The case, backed by the Republican-controlled Legislature, is the latest flashpoint in a decades-long battle over how broad the Wisconsin governor’s partial veto powers should be. The issue has crossed party lines, with Republicans and Democrats over the years pushing for more restrictions on the governor’s veto.
In this case, Evers issued the veto in question in 2023. His partial veto increased the amount of revenue that K-12 public schools can generate per student by $325 per year to 2,425. Evers used language that originally called for the $325 increase for applied the period 2023-2024. and the school years 2024-25 and instead vetoed the “20” and the hyphen to set the end date at 2425, more than four centuries from now.
“The veto here approaches the absurd and exceeds any reasonable understanding of the legislature’s or voter’s intent in adopting the partial veto or subsequent limits,” attorneys for legal scholar Richard Briffault of Columbia Law School said before arguments in an application to the court.
The Wisconsin Manufacturers & Commerce Litigation Center, which handles lawsuits for the state’s largest business lobbying group, filed the lawsuit, arguing that Evers’ veto was unconstitutional. The Republican-controlled Legislature supports the lawsuit.
The lawsuit asks the court to overturn Evers’ partial veto and declare that the state constitution prohibits the governor from using numbers to create a new year or removing language to create a longer duration than that approved by the legislature.
If they found otherwise, governors would be given “unfettered power” to change numbers in a budget bill, the attorneys who filed the lawsuit argued in court filings.

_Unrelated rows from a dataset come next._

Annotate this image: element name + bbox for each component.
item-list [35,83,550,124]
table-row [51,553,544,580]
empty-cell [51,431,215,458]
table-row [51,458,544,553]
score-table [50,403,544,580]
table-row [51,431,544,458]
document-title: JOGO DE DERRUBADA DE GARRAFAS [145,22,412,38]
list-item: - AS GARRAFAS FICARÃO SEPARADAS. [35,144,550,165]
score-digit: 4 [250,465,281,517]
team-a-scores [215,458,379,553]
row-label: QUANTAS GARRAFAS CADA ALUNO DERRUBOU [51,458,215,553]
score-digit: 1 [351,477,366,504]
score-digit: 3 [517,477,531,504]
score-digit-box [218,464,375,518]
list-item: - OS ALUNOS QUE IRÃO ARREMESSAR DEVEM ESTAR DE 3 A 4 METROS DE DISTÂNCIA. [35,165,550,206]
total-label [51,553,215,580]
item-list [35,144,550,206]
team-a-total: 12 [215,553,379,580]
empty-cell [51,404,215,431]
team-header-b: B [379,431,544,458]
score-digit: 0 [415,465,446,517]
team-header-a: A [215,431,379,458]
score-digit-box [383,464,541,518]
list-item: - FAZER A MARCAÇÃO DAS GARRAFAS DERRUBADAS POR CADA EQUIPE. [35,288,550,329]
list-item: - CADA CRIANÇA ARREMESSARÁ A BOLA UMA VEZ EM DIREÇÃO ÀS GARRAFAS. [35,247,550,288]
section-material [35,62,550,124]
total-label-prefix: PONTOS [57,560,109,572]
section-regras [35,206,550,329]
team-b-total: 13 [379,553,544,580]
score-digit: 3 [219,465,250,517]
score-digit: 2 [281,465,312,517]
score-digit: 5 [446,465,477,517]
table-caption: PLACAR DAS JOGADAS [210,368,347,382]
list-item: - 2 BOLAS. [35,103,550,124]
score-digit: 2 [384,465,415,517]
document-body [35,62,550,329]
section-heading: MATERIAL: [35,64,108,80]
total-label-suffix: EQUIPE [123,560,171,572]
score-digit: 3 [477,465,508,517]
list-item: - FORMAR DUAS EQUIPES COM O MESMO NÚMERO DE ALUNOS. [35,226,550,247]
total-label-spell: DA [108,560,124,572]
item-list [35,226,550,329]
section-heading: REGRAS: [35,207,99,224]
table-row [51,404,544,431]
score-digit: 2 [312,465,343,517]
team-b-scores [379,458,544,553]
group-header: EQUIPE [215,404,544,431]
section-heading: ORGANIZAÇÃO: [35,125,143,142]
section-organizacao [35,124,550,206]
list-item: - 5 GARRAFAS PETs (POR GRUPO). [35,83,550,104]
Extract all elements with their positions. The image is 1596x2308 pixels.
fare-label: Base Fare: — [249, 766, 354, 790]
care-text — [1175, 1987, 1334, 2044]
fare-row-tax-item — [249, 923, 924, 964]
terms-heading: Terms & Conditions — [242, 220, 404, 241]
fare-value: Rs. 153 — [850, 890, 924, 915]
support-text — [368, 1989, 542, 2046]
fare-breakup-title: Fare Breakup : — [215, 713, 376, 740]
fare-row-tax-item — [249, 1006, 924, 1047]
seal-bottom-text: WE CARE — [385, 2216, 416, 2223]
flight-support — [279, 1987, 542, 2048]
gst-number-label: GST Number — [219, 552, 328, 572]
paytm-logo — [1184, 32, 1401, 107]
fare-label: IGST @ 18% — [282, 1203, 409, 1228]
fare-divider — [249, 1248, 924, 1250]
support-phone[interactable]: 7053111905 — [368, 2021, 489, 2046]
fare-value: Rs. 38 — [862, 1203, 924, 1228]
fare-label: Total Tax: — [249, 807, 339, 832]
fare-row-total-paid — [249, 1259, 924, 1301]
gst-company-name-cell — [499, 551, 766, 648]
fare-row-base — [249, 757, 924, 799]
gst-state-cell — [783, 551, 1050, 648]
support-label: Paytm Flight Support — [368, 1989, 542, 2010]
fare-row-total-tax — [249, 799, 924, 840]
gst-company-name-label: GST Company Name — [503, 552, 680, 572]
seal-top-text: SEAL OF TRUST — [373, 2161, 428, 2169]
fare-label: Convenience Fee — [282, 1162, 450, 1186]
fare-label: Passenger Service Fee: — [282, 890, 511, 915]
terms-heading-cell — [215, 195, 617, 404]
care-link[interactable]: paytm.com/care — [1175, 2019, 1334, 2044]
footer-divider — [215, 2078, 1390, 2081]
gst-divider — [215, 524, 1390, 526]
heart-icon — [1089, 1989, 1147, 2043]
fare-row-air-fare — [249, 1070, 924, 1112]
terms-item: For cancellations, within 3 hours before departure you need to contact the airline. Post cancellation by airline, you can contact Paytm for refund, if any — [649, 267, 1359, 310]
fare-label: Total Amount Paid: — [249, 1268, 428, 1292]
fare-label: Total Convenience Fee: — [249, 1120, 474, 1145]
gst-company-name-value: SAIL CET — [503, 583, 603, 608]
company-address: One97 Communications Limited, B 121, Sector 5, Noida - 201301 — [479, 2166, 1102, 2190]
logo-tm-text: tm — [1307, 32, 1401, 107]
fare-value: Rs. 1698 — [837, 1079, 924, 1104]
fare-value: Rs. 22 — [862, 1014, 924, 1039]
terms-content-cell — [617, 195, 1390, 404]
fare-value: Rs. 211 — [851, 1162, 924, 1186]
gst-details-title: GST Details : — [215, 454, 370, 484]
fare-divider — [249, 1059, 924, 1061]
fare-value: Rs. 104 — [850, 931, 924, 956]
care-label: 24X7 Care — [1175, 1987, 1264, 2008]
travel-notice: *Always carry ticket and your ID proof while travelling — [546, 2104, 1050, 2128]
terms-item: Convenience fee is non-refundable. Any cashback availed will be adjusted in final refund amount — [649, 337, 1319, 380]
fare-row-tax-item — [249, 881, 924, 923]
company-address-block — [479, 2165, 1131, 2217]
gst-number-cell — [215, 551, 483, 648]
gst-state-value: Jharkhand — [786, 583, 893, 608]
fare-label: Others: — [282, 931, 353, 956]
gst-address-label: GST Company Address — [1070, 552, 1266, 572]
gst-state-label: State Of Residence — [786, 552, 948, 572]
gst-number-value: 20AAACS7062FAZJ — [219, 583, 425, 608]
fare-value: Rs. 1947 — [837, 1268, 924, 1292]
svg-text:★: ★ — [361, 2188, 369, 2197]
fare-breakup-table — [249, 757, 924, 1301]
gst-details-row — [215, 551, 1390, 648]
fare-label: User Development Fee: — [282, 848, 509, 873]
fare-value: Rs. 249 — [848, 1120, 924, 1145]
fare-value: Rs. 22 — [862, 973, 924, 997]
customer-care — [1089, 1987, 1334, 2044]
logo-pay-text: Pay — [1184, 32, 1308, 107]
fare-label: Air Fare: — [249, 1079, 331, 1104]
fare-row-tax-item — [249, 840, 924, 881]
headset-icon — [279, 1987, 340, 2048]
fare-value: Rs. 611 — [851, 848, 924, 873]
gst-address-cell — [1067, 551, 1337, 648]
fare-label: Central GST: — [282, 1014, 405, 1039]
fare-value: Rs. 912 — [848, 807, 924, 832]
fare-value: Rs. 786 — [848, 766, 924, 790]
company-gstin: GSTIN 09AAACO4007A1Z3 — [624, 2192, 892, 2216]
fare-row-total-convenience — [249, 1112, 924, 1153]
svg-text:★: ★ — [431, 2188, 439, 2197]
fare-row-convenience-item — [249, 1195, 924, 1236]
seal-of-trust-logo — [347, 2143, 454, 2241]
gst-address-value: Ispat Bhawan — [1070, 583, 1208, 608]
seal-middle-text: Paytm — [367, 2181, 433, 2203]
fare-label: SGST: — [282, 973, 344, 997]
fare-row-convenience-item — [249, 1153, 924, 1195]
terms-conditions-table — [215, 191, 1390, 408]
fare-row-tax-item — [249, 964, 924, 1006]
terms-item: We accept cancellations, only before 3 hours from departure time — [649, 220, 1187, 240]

Evers, his lawyers argue, simply used a long-standing partial veto to ensure that the funding increase for schools would not end after two years.
Wisconsin’s partial veto was created by a 1930 constitutional amendment but has been weakened over the years, including in response to vetoes by former governors, both Republicans and Democrats.

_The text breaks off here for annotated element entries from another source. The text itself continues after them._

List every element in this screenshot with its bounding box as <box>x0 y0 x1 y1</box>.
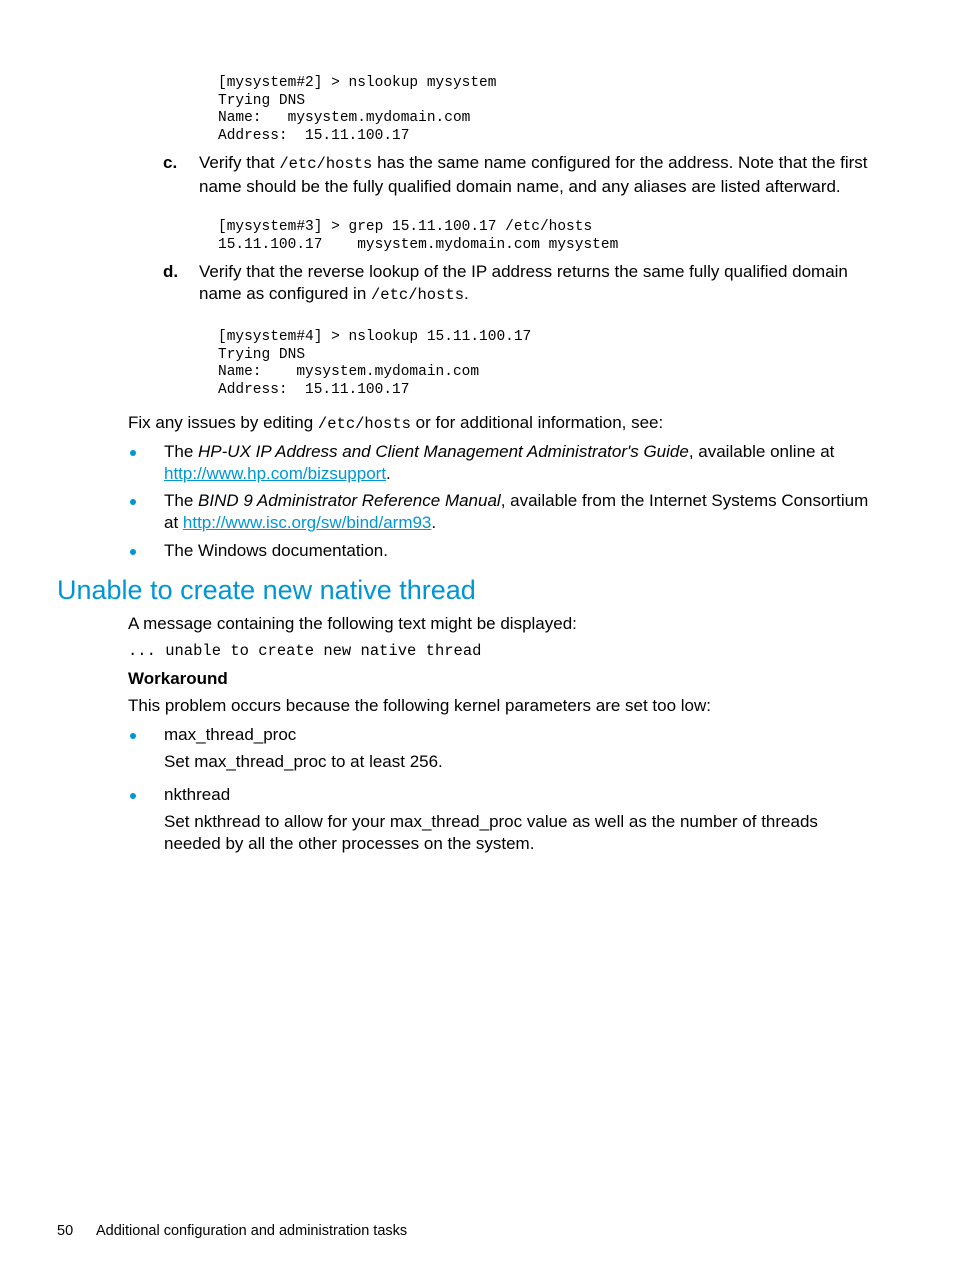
ref-text: The <box>164 491 199 510</box>
param-desc: Set nkthread to allow for your max_thread_proc value as well as the number of threads needed by all the other processes on the system. <box>164 812 818 853</box>
ref-text: The <box>164 442 199 461</box>
ref-title: HP-UX IP Address and Client Management Administrator's Guide <box>198 442 689 461</box>
code-block-nslookup-ip <box>218 329 531 399</box>
fix-text-after: or for additional information, see: <box>410 413 664 432</box>
hp-bizsupport-link[interactable]: http://www.hp.com/bizsupport <box>164 463 387 483</box>
code-line: [mysystem#4] > nslookup 15.11.100.17 <box>218 329 532 345</box>
ref-item-hpux-guide <box>164 441 874 484</box>
step-c-text-before: Verify that <box>199 153 280 172</box>
code-line: [mysystem#2] > nslookup mysystem <box>218 75 497 91</box>
code-block-nslookup-name <box>218 75 496 145</box>
bullet-icon <box>130 499 136 505</box>
section-title: Unable to create new native thread <box>57 575 476 605</box>
isc-bind-arm-link[interactable]: http://www.isc.org/sw/bind/arm93 <box>182 512 432 532</box>
workaround-heading: Workaround <box>128 669 228 688</box>
code-block-grep <box>218 219 618 254</box>
bullet-icon <box>130 450 136 456</box>
step-d-text <box>199 261 879 306</box>
step-d-text-after: . <box>464 283 469 303</box>
code-line: Address: 15.11.100.17 <box>218 381 410 398</box>
fix-paragraph <box>128 412 888 436</box>
code-line: [mysystem#3] > grep 15.11.100.17 /etc/hosts <box>218 219 593 235</box>
ref-text: . <box>386 463 391 483</box>
code-line: 15.11.100.17 mysystem.mydomain.com mysystem <box>218 236 619 253</box>
code-line: Trying DNS <box>218 346 306 363</box>
fix-text-before: Fix any issues by editing <box>128 413 318 432</box>
etc-hosts-code: /etc/hosts <box>371 285 465 304</box>
ref-item-bind9-manual <box>164 490 874 533</box>
code-line: Name: mysystem.mydomain.com <box>218 110 471 126</box>
code-line: Name: mysystem.mydomain.com <box>218 364 480 380</box>
step-c-text <box>199 152 879 197</box>
ref-item-windows-docs: The Windows documentation. <box>164 541 388 560</box>
step-c-text-after: has the same name configured for the address. Note that the first name should be the fully qualified domain name, and any aliases are listed afterward. <box>199 153 868 196</box>
bullet-icon <box>130 549 136 555</box>
code-line: Address: 15.11.100.17 <box>218 127 410 144</box>
etc-hosts-code: /etc/hosts <box>317 415 411 433</box>
section-intro: A message containing the following text might be displayed: <box>128 614 577 633</box>
page-number: 50 <box>57 1223 74 1239</box>
code-line: Trying DNS <box>218 92 306 109</box>
etc-hosts-code: /etc/hosts <box>279 155 373 173</box>
param-desc: Set max_thread_proc to at least 256. <box>164 752 443 771</box>
bullet-icon <box>130 793 136 799</box>
step-d-text-before: Verify that the reverse lookup of the IP address returns the same fully qualified domain name as configured in <box>199 262 848 303</box>
param-name: nkthread <box>164 785 231 804</box>
step-c-label: c. <box>163 153 178 172</box>
ref-text: , available from the Internet Systems Consortium at <box>164 491 869 532</box>
error-message-code: ... unable to create new native thread <box>128 642 482 660</box>
workaround-text: This problem occurs because the following kernel parameters are set too low: <box>128 696 712 715</box>
ref-text: , available online at <box>688 442 835 461</box>
bullet-icon <box>130 733 136 739</box>
ref-title: BIND 9 Administrator Reference Manual <box>198 491 501 510</box>
ref-text: . <box>431 512 437 532</box>
step-d-label: d. <box>163 262 179 281</box>
param-name: max_thread_proc <box>164 725 297 744</box>
footer-title: Additional configuration and administration tasks <box>96 1223 408 1239</box>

Voters in 1990 and 2008 passed constitutional amendments that removed the ability to delete individual letters to create new words – the “Vanna White” veto – and the power to delete words and numbers in two or more sentences to create a new sentence to create – to take away the ‘Frankenstein’. veto.
The lawsuit filed in court Wednesday argues that Evers’ partial veto is barred under the 1990 constitutional amendment banning the “Vanna White” veto.
But Evers, through his attorneys at the Justice Department, argued that the “Vanna White” veto ban only applies to striking out individual letters to create new words, not to vetoing numbers to create new numbers.
Reforming state budgets through a partial veto is a longstanding act of gamesmanship in Wisconsin between the governor and the Legislature, as lawmakers try to craft bills in a way that is largely immune to creative vetoes.
Former Republican Governor Scott Walker used his veto in 2017 to extend a state program deadline from 2018 to 3018. That became known as the “millennial veto.”
Former Republican Gov. Tommy Thompson holds the record for the most partial vetoes of any governor in a single year — 457 in 1991. Evers issued 51 partial budget vetoes in 2023.
The Wisconsin Supreme Court, then controlled by conservatives, overturned three partial vetoes by Evers in 2020, but a majority of justices did not provide clear guidance on what was allowed. Two justices have said that partial vetoes cannot be used to create new policy.